- Religion and Philosophy
Food for a Jewish Funeral
Every religion and culture has its own method of dealing with the death of a loved one: some delight in flowers; some drink; some celebrate with music. Jews do what we always do—we eat. In Judaism, many occasions are celebrated or commemorated with a seudat mitzvah, Hebrew for a "commanded meal." Often these are festive, such as the meal after a brit milah or a bar or bat mitzvah ceremony, but the seudat havra'ah, or meal of consolation, is intended to make life easier for a mourner returning home from a funeral. After that, the mourner sits shiva for seven days, during which time visitors bring food gifts so that the mourners do not have to trouble themselves to cook.
The Seudat Havra'ah or "Meal of Consolation"
Following the burial, mourners and close family of the deceased return home for the symbolic meal of consolation or comfort. This meal should be prepared by family or friends to show caring for the mourners in their time of need. The traditional foods at this meal are round, symbolizing the circle of life. Whole hard-boiled eggs are near universal at this meal, and bagels are also very common. In some communities, boiled lentils are also served. Once mourners have partaken of these symbolic foods, they may also eat other food if they are hungry. Common choices are appetizing (smoked fish, cheeses) and spreads.
Food Gifts for Shiva
If you are not among the mourners' close family, you will likely pay a shiva call later in the day or sometime during the week after the funeral. It is customary to bring gifts of food. (Do not bring flowers to a Jewish funeral or house of mourning; cutting flowers kills them, and it is not considered fitting to kill one living thing to commemorate another.)
It is generally appropriate to bring a small gift of kosher baked goods. (Many popular brands and some supermarket bakeries are kosher; check for a circled U or K or a K inside a star on the package.) Unless you are 100% sure that the mourners do not keep a kosher home, do not bring non-kosher food, especially any meal containing meat.
Another safe gift is a fruit salad or fruit platter that is ready to be eaten. (The goal is to make the mourners' life easier, not to make them search for a cutting board.)

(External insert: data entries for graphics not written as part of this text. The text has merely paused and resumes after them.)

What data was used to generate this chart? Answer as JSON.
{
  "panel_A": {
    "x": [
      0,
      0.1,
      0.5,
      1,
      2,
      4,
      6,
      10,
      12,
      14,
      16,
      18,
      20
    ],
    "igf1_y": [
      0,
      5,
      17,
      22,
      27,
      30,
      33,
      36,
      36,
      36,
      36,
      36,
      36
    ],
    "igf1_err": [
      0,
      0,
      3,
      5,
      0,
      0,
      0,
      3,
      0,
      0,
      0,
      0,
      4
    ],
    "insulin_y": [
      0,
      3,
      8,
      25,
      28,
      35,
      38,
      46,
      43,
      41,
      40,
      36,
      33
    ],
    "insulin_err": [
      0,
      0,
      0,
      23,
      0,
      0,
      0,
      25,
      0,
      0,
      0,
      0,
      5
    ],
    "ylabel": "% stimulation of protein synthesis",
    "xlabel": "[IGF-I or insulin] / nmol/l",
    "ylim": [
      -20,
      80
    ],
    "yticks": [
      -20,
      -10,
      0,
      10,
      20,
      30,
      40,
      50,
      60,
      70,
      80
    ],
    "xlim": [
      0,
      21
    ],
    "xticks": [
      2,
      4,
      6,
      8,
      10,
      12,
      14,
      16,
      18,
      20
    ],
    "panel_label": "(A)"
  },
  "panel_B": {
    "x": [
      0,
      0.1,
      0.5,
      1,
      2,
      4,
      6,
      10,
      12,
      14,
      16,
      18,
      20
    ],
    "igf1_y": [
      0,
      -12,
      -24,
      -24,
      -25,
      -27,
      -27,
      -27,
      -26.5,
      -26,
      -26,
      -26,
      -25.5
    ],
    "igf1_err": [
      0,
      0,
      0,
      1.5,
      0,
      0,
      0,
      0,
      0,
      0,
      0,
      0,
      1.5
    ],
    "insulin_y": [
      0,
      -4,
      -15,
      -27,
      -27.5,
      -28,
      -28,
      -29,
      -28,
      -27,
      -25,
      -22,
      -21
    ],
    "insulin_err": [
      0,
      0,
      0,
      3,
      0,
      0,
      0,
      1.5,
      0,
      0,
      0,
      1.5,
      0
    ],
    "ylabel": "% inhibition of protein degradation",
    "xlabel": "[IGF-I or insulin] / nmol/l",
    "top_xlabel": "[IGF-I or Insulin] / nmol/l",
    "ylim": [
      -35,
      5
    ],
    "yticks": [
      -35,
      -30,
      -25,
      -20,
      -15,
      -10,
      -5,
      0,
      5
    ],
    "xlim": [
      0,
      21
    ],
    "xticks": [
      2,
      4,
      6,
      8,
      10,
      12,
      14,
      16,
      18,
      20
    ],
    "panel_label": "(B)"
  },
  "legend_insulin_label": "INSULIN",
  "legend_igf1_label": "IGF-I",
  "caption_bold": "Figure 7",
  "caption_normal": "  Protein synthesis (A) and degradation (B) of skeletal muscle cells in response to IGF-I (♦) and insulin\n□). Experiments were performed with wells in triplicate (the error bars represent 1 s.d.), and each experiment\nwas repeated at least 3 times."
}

If you would like to help provide meals for the mourners, talk to whomever seems to be in charge in the kitchen at the shiva house. The family may have requests or special dietary needs, such as allergies, that you should know about before cooking for them. Meals should be in disposable containers and able to be frozen if the family has more than they need. Some suggestions are:
- platter of kosher deli sandwiches
- casseroles (remember not to mix meat and dairy ingredients)
- baked ziti
- bagels, lox, and cream cheese
Note: At some shiva houses, an elaborate spread of food is offered to all visitors. At other homes, just cake and coffee are served. Take your cue from the mourners, who are likely to offer you something to eat after you have given them your condolences. If they don't, hold back; the food on the table may be the mourners' dinner.
How to Give a Food Gift at a Shiva House
When you arrive at a shiva home bearing a gift of food, bring it straight to the kitchen. Do not give your gift directly to the mourners; you do not want to make them feel obligated to put the gift away and thank you at that moment. Give it to whomever is coordinating the shiva that night, usually one of the family who is not a mourner or a member of the deceased's synagogue. She will decide whether to put your gift out, save it for another night, or set it aside for the family's personal use. Mark whether your gift is meat or dairy so it doesn't get served at the wrong time by accident. You can tape a condolence card to your gift so the mourners can thank you later. After you have taken care of the food, you can proceed to visit with the mourners.